À propos des morceaux de bitume trouvés à Sutton Hoo, dont certains ont supposé qu’ils étaient liés au calfatage du navire, il note que les Sassanides utilisaient le bitume pour le revêtement des poteries et que les principales sources provenaient du Moyen-Orient, tandis que le médecin grec du premier siècle, Dioscurides, a écrit sur ses nombreuses utilisations médicales, de l’asthme à la douleur de la hanche.
M. Simpson précise que l’analyse scientifique des morceaux de bitume [de Sutton Hoo] montre qu’ils proviennent d’une source spécifique du nord-est de la Syrie : “Je pense qu’il s’agit d’un autre objet qui a été rapporté avec un pouvoir curatif perçu ou réel… par des guerriers superstitieux qui se sont peut-être même convertis au christianisme lors des croisades byzantines contre les Sassanides”.
Une bouteille en poterie provenant de Sutton Hoo – la seule poterie provenant de l’ensemble de la sépulture – a longtemps intrigué les chercheurs, car elle ne ressemble à rien de ce que l’on trouve en Europe du Nord. M. Simpson estime qu’elle était typique des poteries de cette période produites dans le nord de la Mésopotamie et qu’elle contenait de l’huile parfumée provenant de cette région. Il en conclut que ces guerriers anglo-saxons ont servi sous Tibère II et son successeur, Maurice, qui a noté dans son manuel militaire que les « Britanniques » savaient se battre « dans les bois ».

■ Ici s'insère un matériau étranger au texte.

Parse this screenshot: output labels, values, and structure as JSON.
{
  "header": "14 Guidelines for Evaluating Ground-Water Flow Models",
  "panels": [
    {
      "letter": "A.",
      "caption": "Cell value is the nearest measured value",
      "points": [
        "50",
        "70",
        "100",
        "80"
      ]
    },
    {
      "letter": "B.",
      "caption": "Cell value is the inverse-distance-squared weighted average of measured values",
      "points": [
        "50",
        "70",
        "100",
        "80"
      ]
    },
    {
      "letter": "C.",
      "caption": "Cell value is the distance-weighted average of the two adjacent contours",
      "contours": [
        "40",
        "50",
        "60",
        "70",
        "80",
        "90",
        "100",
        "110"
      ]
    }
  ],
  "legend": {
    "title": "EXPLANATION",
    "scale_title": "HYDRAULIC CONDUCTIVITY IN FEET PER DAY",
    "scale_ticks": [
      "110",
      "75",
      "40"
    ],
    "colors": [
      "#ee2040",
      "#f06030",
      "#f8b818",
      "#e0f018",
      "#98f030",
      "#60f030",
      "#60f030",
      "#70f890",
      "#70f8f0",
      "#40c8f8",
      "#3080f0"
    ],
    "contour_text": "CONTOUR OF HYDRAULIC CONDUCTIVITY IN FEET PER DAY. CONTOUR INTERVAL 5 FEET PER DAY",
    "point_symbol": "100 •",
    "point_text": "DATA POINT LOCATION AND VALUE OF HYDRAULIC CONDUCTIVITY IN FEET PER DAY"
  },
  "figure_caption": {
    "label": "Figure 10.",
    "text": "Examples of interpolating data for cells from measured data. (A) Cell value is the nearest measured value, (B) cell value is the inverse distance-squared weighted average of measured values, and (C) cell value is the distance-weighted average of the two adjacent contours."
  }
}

Interrogé sur les raisons qui ont poussé les Anglo-Saxons à s’engager dans leurs guerres, Simpson a suggéré « une combinaison d’aventure et de salaire ». Il a ajouté : « Les Byzantins recrutaient des soldats dans toute l’Europe occidentale pour les faire participer à leurs guerres et créer un nouveau modèle d’armée mobile.
M. Gittos, professeur d’histoire médiévale à l’université d’Oxford, a ajouté que “cette découverte ouvre une voie étonnante sur l’histoire des Byzantins selon une perspective étonnamment nouvelle sur l’histoire britannique du début du Moyen Âge.”